7) Might seem trivial, but is there any diversity on the team?
8) The CEO and top management are an important part of the deal—not just for the obvious ‘flagbearer’ reasons, but also because of how much influence they have on the company, especially with a small team. The culture comes from top-down. Respectable, strong, well-qualified leadership always bodes well for the venture.
9) Talk about the company’s roadmap—ask questions where you feel it’s necessary.
10) One thing to note is that there is a difference between excitement and fanaticism, and respect and deification. It helps to be able to distinguish these because often that can be the difference between a sound proposition with legs vs. a bubble.
A good job opportunity can be more than a salary, and I am a firm believer in ‘everything finds its way,’ but a rewarding career can definitely be helped along by covering your bases, being attuned to your gut, and allowing yourself to say ‘yes’ as well as ‘no.’ Being skilled, hardworking and passionate will ensure that no matter where you work, the project will benefit from your participation, and if this is not valued enough, you can have or create other opportunities that will. Above all, talk to others who might have relevant information, do your research, but trust your own judgment, and then make the most of any opportunity that you get. YOU are the prize!!!

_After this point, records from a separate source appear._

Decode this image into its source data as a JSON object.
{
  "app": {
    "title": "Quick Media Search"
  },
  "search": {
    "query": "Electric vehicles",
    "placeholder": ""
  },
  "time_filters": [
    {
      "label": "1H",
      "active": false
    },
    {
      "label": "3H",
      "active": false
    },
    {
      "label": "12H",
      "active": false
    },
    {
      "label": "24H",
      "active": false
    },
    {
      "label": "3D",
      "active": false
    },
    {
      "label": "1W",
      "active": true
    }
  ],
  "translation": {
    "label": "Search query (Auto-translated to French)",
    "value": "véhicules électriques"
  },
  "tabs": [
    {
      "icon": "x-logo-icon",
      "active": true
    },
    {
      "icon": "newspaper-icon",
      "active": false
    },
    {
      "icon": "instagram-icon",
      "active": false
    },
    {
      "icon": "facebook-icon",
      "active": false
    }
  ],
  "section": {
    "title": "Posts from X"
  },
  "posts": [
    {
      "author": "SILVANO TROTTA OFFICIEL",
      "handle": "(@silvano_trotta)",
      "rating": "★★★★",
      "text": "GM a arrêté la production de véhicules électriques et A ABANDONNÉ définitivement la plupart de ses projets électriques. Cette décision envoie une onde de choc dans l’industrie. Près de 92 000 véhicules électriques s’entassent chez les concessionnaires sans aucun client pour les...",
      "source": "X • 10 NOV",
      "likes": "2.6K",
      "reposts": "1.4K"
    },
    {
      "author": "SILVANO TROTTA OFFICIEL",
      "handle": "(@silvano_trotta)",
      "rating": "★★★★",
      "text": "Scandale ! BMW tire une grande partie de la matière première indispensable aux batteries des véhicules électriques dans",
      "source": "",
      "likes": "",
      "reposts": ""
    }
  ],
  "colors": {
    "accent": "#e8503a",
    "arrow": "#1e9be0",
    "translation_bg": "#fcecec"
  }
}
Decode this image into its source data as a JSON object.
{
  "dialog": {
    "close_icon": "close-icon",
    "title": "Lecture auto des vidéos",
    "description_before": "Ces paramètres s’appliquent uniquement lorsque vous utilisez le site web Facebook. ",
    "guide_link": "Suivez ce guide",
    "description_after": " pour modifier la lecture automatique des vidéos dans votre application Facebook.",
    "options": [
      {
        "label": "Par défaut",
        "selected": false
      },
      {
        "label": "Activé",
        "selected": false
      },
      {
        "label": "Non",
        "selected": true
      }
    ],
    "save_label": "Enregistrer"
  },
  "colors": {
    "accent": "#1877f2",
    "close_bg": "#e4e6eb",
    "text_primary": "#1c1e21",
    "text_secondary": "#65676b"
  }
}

A Bit About the Author Dr. Sarmishtha Satpathy is a biophotonics researcher with a background in noninvasive functional detection of neural activity and other novel optical detection and stimulation techniques. She currently works for a neural diagnostics startup company ‘Openwater’ in San Francisco, as an Optical Scientist. She is also an active member of the photonics and STEM communities, having served on committees of SPIE, Optica and SWE, and is an avid advocate for DEI in STEM. She is very passionate about food and travel, and enjoys making and drinking floral
lattes. She is originally from India, currently based in San Francisco, California, USA.